Introduction to Logistic Regression

    • Another, and perhaps the most ubiquitous machine learning technique, is introduced: Logistic Regression. In contrast to linear regression that predicts a real number, logistic regression is meant to predict a probability of an event.

      Logistic regression determines weights for every feature (gender, cabin class, age, etc.). A positive weight indicates the feature is positively related to the outcome label that is being predicted (like 'survived'). A negative weight indicates a negative relationship.

      An optimization process is employed to calculate these weights from the training data.

Logistic Regression - Python Implementation & Application

    • The lecture demonstrates the use of Logistic Regression through the sklearn Python library. Important steps involve importing sklearn.linear_model.LogisticRegression.

      The fit function is employed to train the model on feature vectors and their respective labels.
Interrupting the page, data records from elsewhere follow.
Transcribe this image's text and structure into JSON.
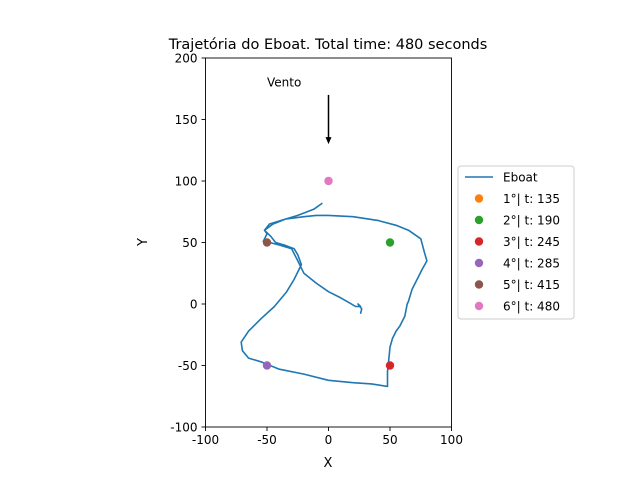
{
  "chart_data": {
    "type": "line",
    "title": "Trajetória do Eboat. Total time: 480 seconds",
    "xlabel": "X",
    "ylabel": "Y",
    "xlim": [
      -100,
      100
    ],
    "ylim": [
      -100,
      200
    ],
    "xticks": [
      -100,
      -50,
      0,
      50,
      100
    ],
    "yticks": [
      -100,
      -50,
      0,
      50,
      100,
      150,
      200
    ],
    "grid": false,
    "legend_position": "center-right",
    "annotation": {
      "text": "Vento",
      "text_pos": [
        -50,
        180
      ],
      "arrow_from": [
        0,
        170
      ],
      "arrow_to": [
        0,
        130
      ]
    },
    "series": [
      {
        "name": "Eboat",
        "kind": "line",
        "color": "#1f77b4",
        "x": [
          -5,
          -12,
          -25,
          -35,
          -48,
          -52,
          -47,
          -43,
          -36,
          -28,
          -25,
          -22,
          -28,
          -34,
          -44,
          -55,
          -65,
          -71,
          -70,
          -65,
          -55,
          -40,
          -20,
          0,
          20,
          35,
          48,
          48,
          49,
          50,
          52,
          55,
          58,
          62,
          64,
          65,
          68,
          72,
          76,
          80,
          78,
          75,
          65,
          55,
          40,
          20,
          0,
          -10,
          -20,
          -35,
          -45,
          -52,
          -50,
          -53,
          -50,
          -48,
          -40,
          -30,
          -25,
          -20,
          -10,
          0,
          10,
          17,
          22,
          26,
          24,
          27,
          26
        ],
        "y": [
          82,
          77,
          72,
          69,
          65,
          60,
          55,
          50,
          48,
          45,
          40,
          32,
          20,
          10,
          -2,
          -12,
          -22,
          -31,
          -38,
          -44,
          -47,
          -53,
          -57,
          -62,
          -64,
          -65,
          -67,
          -55,
          -45,
          -35,
          -28,
          -22,
          -18,
          -10,
          0,
          2,
          12,
          20,
          28,
          35,
          42,
          53,
          60,
          64,
          68,
          71,
          72,
          72,
          71,
          69,
          65,
          60,
          57,
          51,
          50,
          50,
          48,
          45,
          35,
          25,
          17,
          10,
          5,
          1,
          -2,
          -2,
          0,
          -4,
          -8
        ]
      },
      {
        "name": "1°| t: 135",
        "kind": "marker",
        "color": "#ff7f0e",
        "x": [],
        "y": []
      },
      {
        "name": "2°| t: 190",
        "kind": "marker",
        "color": "#2ca02c",
        "x": [
          50
        ],
        "y": [
          50
        ]
      },
      {
        "name": "3°| t: 245",
        "kind": "marker",
        "color": "#d62728",
        "x": [
          50
        ],
        "y": [
          -50
        ]
      },
      {
        "name": "4°| t: 285",
        "kind": "marker",
        "color": "#9467bd",
        "x": [
          -50
        ],
        "y": [
          -50
        ]
      },
      {
        "name": "5°| t: 415",
        "kind": "marker",
        "color": "#8c564b",
        "x": [
          -50
        ],
        "y": [
          50
        ]
      },
      {
        "name": "6°| t: 480",
        "kind": "marker",
        "color": "#e377c2",
        "x": [
          0
        ],
        "y": [
          100
        ]
      }
    ]
  }
}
This is where weight optimization occurs.

      The coef_ property of the trained model object yields the learned weights per feature.
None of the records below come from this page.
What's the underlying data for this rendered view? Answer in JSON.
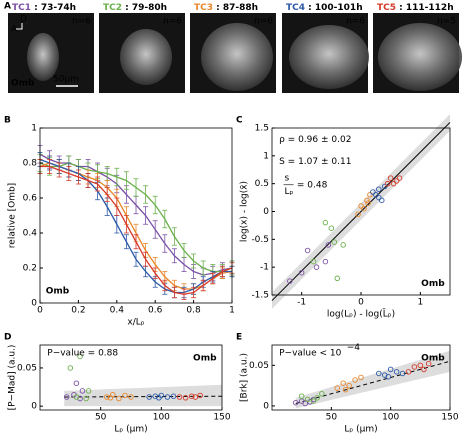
{
  "panel_a": {
    "label": "A",
    "stain": "Omb",
    "scale": "50µm",
    "axis_d": "D",
    "axis_a": "A",
    "tiles": [
      {
        "tc": "TC1",
        "time": " : 73-74h",
        "n": "n=6",
        "color": "#7b52a6"
      },
      {
        "tc": "TC2",
        "time": " : 79-80h",
        "n": "n=6",
        "color": "#6ab04c"
      },
      {
        "tc": "TC3",
        "time": " : 87-88h",
        "n": "n=6",
        "color": "#e8872a"
      },
      {
        "tc": "TC4",
        "time": " : 100-101h",
        "n": "n=6",
        "color": "#2c5aa8"
      },
      {
        "tc": "TC5",
        "time": " : 111-112h",
        "n": "n=5",
        "color": "#d63a2a"
      }
    ]
  },
  "chart_data": [
    {
      "type": "line",
      "panel": "B",
      "x_label": "x/Lₚ",
      "y_label": "relative [Omb]",
      "annotations": [
        "Omb"
      ],
      "xlim": [
        0,
        1
      ],
      "xticks": [
        0,
        0.2,
        0.4,
        0.6,
        0.8,
        1
      ],
      "ylim": [
        0,
        1
      ],
      "yticks": [
        0,
        0.2,
        0.4,
        0.6,
        0.8,
        1
      ],
      "x": [
        0,
        0.05,
        0.1,
        0.15,
        0.2,
        0.25,
        0.3,
        0.35,
        0.4,
        0.45,
        0.5,
        0.55,
        0.6,
        0.65,
        0.7,
        0.75,
        0.8,
        0.85,
        0.9,
        0.95,
        1
      ],
      "series": [
        {
          "color": "#7b52a6",
          "values": [
            0.85,
            0.82,
            0.8,
            0.8,
            0.78,
            0.78,
            0.75,
            0.72,
            0.68,
            0.62,
            0.56,
            0.5,
            0.42,
            0.34,
            0.27,
            0.22,
            0.18,
            0.16,
            0.17,
            0.19,
            0.2
          ],
          "errors": [
            0.05,
            0.05,
            0.04,
            0.04,
            0.04,
            0.04,
            0.05,
            0.05,
            0.05,
            0.05,
            0.05,
            0.05,
            0.05,
            0.05,
            0.04,
            0.04,
            0.04,
            0.04,
            0.04,
            0.04,
            0.04
          ]
        },
        {
          "color": "#6ab04c",
          "values": [
            0.8,
            0.78,
            0.78,
            0.8,
            0.78,
            0.76,
            0.75,
            0.74,
            0.72,
            0.7,
            0.66,
            0.62,
            0.56,
            0.48,
            0.38,
            0.3,
            0.24,
            0.2,
            0.18,
            0.18,
            0.2
          ],
          "errors": [
            0.05,
            0.05,
            0.04,
            0.04,
            0.04,
            0.04,
            0.04,
            0.04,
            0.05,
            0.05,
            0.05,
            0.05,
            0.05,
            0.05,
            0.05,
            0.04,
            0.04,
            0.04,
            0.04,
            0.04,
            0.04
          ]
        },
        {
          "color": "#e8872a",
          "values": [
            0.78,
            0.8,
            0.78,
            0.76,
            0.74,
            0.72,
            0.7,
            0.66,
            0.6,
            0.5,
            0.4,
            0.3,
            0.22,
            0.15,
            0.1,
            0.08,
            0.08,
            0.1,
            0.14,
            0.17,
            0.18
          ],
          "errors": [
            0.04,
            0.04,
            0.04,
            0.04,
            0.04,
            0.04,
            0.04,
            0.04,
            0.05,
            0.05,
            0.05,
            0.04,
            0.04,
            0.03,
            0.03,
            0.03,
            0.03,
            0.03,
            0.03,
            0.03,
            0.03
          ]
        },
        {
          "color": "#2c5aa8",
          "values": [
            0.82,
            0.8,
            0.78,
            0.76,
            0.74,
            0.7,
            0.64,
            0.55,
            0.45,
            0.35,
            0.25,
            0.18,
            0.12,
            0.08,
            0.06,
            0.06,
            0.08,
            0.12,
            0.15,
            0.18,
            0.18
          ],
          "errors": [
            0.04,
            0.04,
            0.04,
            0.04,
            0.04,
            0.04,
            0.05,
            0.05,
            0.05,
            0.04,
            0.04,
            0.03,
            0.03,
            0.03,
            0.03,
            0.03,
            0.03,
            0.03,
            0.03,
            0.03,
            0.03
          ]
        },
        {
          "color": "#d63a2a",
          "values": [
            0.78,
            0.78,
            0.76,
            0.74,
            0.72,
            0.7,
            0.68,
            0.62,
            0.55,
            0.45,
            0.35,
            0.25,
            0.17,
            0.1,
            0.06,
            0.05,
            0.06,
            0.1,
            0.14,
            0.18,
            0.2
          ],
          "errors": [
            0.04,
            0.04,
            0.04,
            0.04,
            0.04,
            0.04,
            0.04,
            0.04,
            0.05,
            0.05,
            0.04,
            0.04,
            0.03,
            0.03,
            0.03,
            0.03,
            0.03,
            0.03,
            0.03,
            0.03,
            0.03
          ]
        }
      ]
    },
    {
      "type": "scatter",
      "panel": "C",
      "x_label": "log(Lₚ) - log(L̄ₚ)",
      "y_label": "log(x) - log(x̄)",
      "annotations": [
        "ρ = 0.96 ± 0.02",
        "S = 1.07 ± 0.11",
        "s",
        "Lₚ",
        "= 0.48",
        "Omb"
      ],
      "xlim": [
        -1.5,
        1.5
      ],
      "xticks": [
        -1,
        0,
        1
      ],
      "ylim": [
        -1.5,
        1.5
      ],
      "yticks": [
        -1.5,
        -1,
        -0.5,
        0,
        0.5,
        1,
        1.5
      ],
      "fit": {
        "x": [
          -1.5,
          1.5
        ],
        "y": [
          -1.6,
          1.6
        ],
        "band_lower": [
          -1.75,
          1.45
        ],
        "band_upper": [
          -1.45,
          1.75
        ],
        "dashed": false
      },
      "series": [
        {
          "color": "#7b52a6",
          "x": [
            -1.2,
            -0.9,
            -0.75,
            -0.6,
            -0.55,
            -1.0
          ],
          "values": [
            -1.25,
            -0.7,
            -1.0,
            -0.9,
            -0.6,
            -1.1
          ]
        },
        {
          "color": "#6ab04c",
          "x": [
            -0.8,
            -0.5,
            -0.45,
            -0.4,
            -0.3,
            -0.6
          ],
          "values": [
            -0.9,
            -0.3,
            -0.55,
            -1.2,
            -0.6,
            -0.2
          ]
        },
        {
          "color": "#e8872a",
          "x": [
            0.0,
            0.1,
            0.05,
            0.15,
            -0.05,
            0.12
          ],
          "values": [
            0.1,
            0.2,
            0.05,
            0.3,
            -0.05,
            0.15
          ]
        },
        {
          "color": "#2c5aa8",
          "x": [
            0.25,
            0.3,
            0.35,
            0.4,
            0.3,
            0.2
          ],
          "values": [
            0.3,
            0.4,
            0.2,
            0.45,
            0.25,
            0.35
          ]
        },
        {
          "color": "#d63a2a",
          "x": [
            0.45,
            0.5,
            0.55,
            0.6,
            0.65
          ],
          "values": [
            0.5,
            0.6,
            0.5,
            0.55,
            0.6
          ]
        }
      ]
    },
    {
      "type": "scatter",
      "panel": "D",
      "x_label": "Lₚ (µm)",
      "y_label": "[P−Mad] (a.u.)",
      "annotations": [
        "P−value = 0.88",
        "Omb"
      ],
      "xlim": [
        0,
        150
      ],
      "xticks": [
        50,
        100,
        150
      ],
      "ylim": [
        -0.005,
        0.08
      ],
      "yticks": [
        0,
        0.05
      ],
      "fit": {
        "x": [
          20,
          150
        ],
        "y": [
          0.012,
          0.013
        ],
        "band_lower": [
          0,
          0
        ],
        "band_upper": [
          0.02,
          0.028
        ],
        "dashed": true
      },
      "series": [
        {
          "color": "#7b52a6",
          "x": [
            22,
            28,
            30,
            35,
            33
          ],
          "values": [
            0.012,
            0.015,
            0.03,
            0.02,
            0.01
          ]
        },
        {
          "color": "#6ab04c",
          "x": [
            25,
            33,
            38,
            40,
            30
          ],
          "values": [
            0.05,
            0.065,
            0.01,
            0.02,
            0.012
          ]
        },
        {
          "color": "#e8872a",
          "x": [
            55,
            60,
            65,
            70,
            75,
            58
          ],
          "values": [
            0.012,
            0.015,
            0.01,
            0.014,
            0.012,
            0.011
          ]
        },
        {
          "color": "#2c5aa8",
          "x": [
            90,
            95,
            100,
            105,
            110,
            98
          ],
          "values": [
            0.012,
            0.013,
            0.014,
            0.012,
            0.013,
            0.011
          ]
        },
        {
          "color": "#d63a2a",
          "x": [
            115,
            120,
            125,
            128,
            132
          ],
          "values": [
            0.012,
            0.011,
            0.013,
            0.012,
            0.014
          ]
        }
      ]
    },
    {
      "type": "scatter",
      "panel": "E",
      "x_label": "Lₚ (µm)",
      "y_label": "[Brk] (a.u.)",
      "annotations": [
        "P−value < 10",
        "−4",
        "Omb"
      ],
      "xlim": [
        0,
        150
      ],
      "xticks": [
        50,
        100,
        150
      ],
      "ylim": [
        -0.005,
        0.075
      ],
      "yticks": [
        0,
        0.05
      ],
      "fit": {
        "x": [
          20,
          150
        ],
        "y": [
          0.003,
          0.055
        ],
        "band_lower": [
          -0.003,
          0.042
        ],
        "band_upper": [
          0.01,
          0.068
        ],
        "dashed": true
      },
      "series": [
        {
          "color": "#7b52a6",
          "x": [
            20,
            25,
            28,
            32,
            35
          ],
          "values": [
            0.004,
            0.006,
            0.003,
            0.005,
            0.008
          ]
        },
        {
          "color": "#6ab04c",
          "x": [
            25,
            30,
            35,
            38,
            42
          ],
          "values": [
            0.012,
            0.008,
            0.006,
            0.01,
            0.015
          ]
        },
        {
          "color": "#e8872a",
          "x": [
            55,
            60,
            65,
            70,
            75,
            62
          ],
          "values": [
            0.022,
            0.028,
            0.025,
            0.032,
            0.035,
            0.02
          ]
        },
        {
          "color": "#2c5aa8",
          "x": [
            90,
            95,
            100,
            105,
            110,
            98
          ],
          "values": [
            0.04,
            0.038,
            0.045,
            0.042,
            0.04,
            0.036
          ]
        },
        {
          "color": "#d63a2a",
          "x": [
            115,
            120,
            125,
            128,
            132
          ],
          "values": [
            0.042,
            0.048,
            0.05,
            0.045,
            0.052
          ]
        }
      ]
    }
  ]
}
      The predict_proba function is called to use the model with new data (feature vectors) and obtain the probabilities of various labels.

      A Python idea, list comprehension, is described and employed as a handy method to construct the list of test feature vectors.

      To convert the predicted probabilities from predict_proba to discrete labels, a threshold is applied. By default, the threshold is usually 0.5.

Logistic Regression on Titanic Data

Results & Insights

    • The Titanic data is run using Logistic Regression with both test methods. Logistic Regression is faster to run than KNN since running the model (prediction on new data) is quick.

      Comparing performances, Logistic Regression beats KNN in this dataset slightly. One major strength of Logistic Regression is that it gives insight into the variables through the exposed learned

Performance Comparison

    • Comparing performances, Logistic Regression slightly beats KNN in this dataset.

Strengths of Logistic Regression

      • Insight into variables: It provides insight through the exposed learned feature weights (coefficients).
      • Weights for Titanic data: Looking at the weights for the label 'survived' reveals:
      • Class impact: A big positive weight for being in first class, a moderate positive weight for second class, and an implied negative effect for third class. This indicates higher-class passengers were more likely to survive.
      • Age impact: A negative weight for age, implying older travelers were less likely to survive.
      • Gender impact: A highly negative weight for gender (male), indicating males were far less likely to survive.
      • Predictor insight: These weights convey significant insight into which factors were good predictors of survival in the model.

Caution on Weight Interpretation

      • Warning: A caution is issued against taking feature weights too literally.
      • Correlated features: Weights can be affected by the existence of correlated features, making individual effects difficult to interpret. This issue will be discussed further.